The conference will offer an array of seminars on topics of interest to area individuals and businesses. Registration is $12 per day or $20 for both days and can be made in advance by logging onto the sheriff’s Web site, www.spokanesheriff.org, and following the Neighborhood Watch link.
“After last year’s conference, one of the most frequent comments we got was that people wanted more information tailored for businesses,” Neighborhood Watch Coordinator Diana Somerville said. “So we added seminars on business continuity and workplace violence.”

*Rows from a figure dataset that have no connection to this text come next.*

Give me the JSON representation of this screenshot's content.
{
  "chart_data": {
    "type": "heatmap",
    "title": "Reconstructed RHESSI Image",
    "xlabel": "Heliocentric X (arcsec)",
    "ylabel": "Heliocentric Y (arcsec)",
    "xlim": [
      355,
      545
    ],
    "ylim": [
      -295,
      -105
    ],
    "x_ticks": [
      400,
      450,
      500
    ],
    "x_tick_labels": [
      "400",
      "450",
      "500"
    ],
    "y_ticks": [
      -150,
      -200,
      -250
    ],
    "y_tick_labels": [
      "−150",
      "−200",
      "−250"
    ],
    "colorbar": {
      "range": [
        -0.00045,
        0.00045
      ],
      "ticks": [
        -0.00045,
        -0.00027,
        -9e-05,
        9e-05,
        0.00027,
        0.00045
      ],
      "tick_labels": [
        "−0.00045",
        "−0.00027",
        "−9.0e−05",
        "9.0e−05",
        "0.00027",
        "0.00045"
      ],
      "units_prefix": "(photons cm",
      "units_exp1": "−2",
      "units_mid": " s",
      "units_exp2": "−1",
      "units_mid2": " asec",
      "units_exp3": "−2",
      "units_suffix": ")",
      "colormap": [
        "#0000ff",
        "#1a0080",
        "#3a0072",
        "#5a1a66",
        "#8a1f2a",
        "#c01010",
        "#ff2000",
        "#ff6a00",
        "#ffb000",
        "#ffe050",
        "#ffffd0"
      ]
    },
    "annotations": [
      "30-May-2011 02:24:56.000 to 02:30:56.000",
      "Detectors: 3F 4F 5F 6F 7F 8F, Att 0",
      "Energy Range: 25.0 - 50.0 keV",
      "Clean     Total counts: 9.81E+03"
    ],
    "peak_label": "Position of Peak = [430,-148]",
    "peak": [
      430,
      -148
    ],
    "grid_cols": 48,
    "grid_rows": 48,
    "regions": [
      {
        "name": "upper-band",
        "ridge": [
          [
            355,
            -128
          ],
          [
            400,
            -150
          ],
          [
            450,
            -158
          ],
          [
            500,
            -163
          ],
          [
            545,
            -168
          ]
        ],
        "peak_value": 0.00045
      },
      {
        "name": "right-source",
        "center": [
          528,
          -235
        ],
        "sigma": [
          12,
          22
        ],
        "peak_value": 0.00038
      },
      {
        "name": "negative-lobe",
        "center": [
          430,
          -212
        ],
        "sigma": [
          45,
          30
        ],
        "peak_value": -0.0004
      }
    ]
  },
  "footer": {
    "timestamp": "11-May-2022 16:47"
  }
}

The business continuity seminar will focus on helping local businesses draw up a recovery plan and help in planning crisis management in case of emergencies like Hurricane Katrina or the eruption of Mount St. Helens, or in cases of terrorist attack.
“Any more, if you are a business that supplies a product and you don’t have a back-up plan on what you will do in case of an emergency, other businesses aren’t going to contract with you,” Somerville said. “They can’t count on you.”
The workplace violence seminar will look at dealing with hostile individuals in the workplace and will address recognition, prevention and personal safety.
Other seminars will include: internet safety, gangs, traffic related training, personal safety, illegal drugs, crime scene investigation, home security, domestic preparedness and neighborhood watch, sex offender crimes and fraud and identity theft.
“We have some impressive people coming in to teach these seminars,” Somerville said. “Officer Craig Chamberlain will be there to teach the traffic safety class. We have Dr. Sally Aiken, the chief medical examiner for Spokane, coming in to help teach the crime scene class – that’s for people who like watching CSI and want to know what really goes on at a crime scene. Carrie Johnson, one of the forensic unit managers, will be involved in that seminar as well.”
Other instructors include Robin Ball, co-owner of Sharp Shooting Indoor Range and Gun Shop, who has been involved in Second Amendment issues and firearms crime issues, and Cary Pritchard, who is a digital forensics expert with the Sheriff’s Department, who will teach the Internet Safety seminar.
“There really is a lot of information available here,” Somerville said. “The two-day conference is broken up so you can take several different seminars and learn quite a bit.”
The conference includes a continental breakfast from 8 to 9:15 a.m. and lunch. Attendees will receive a notebook full of useful information.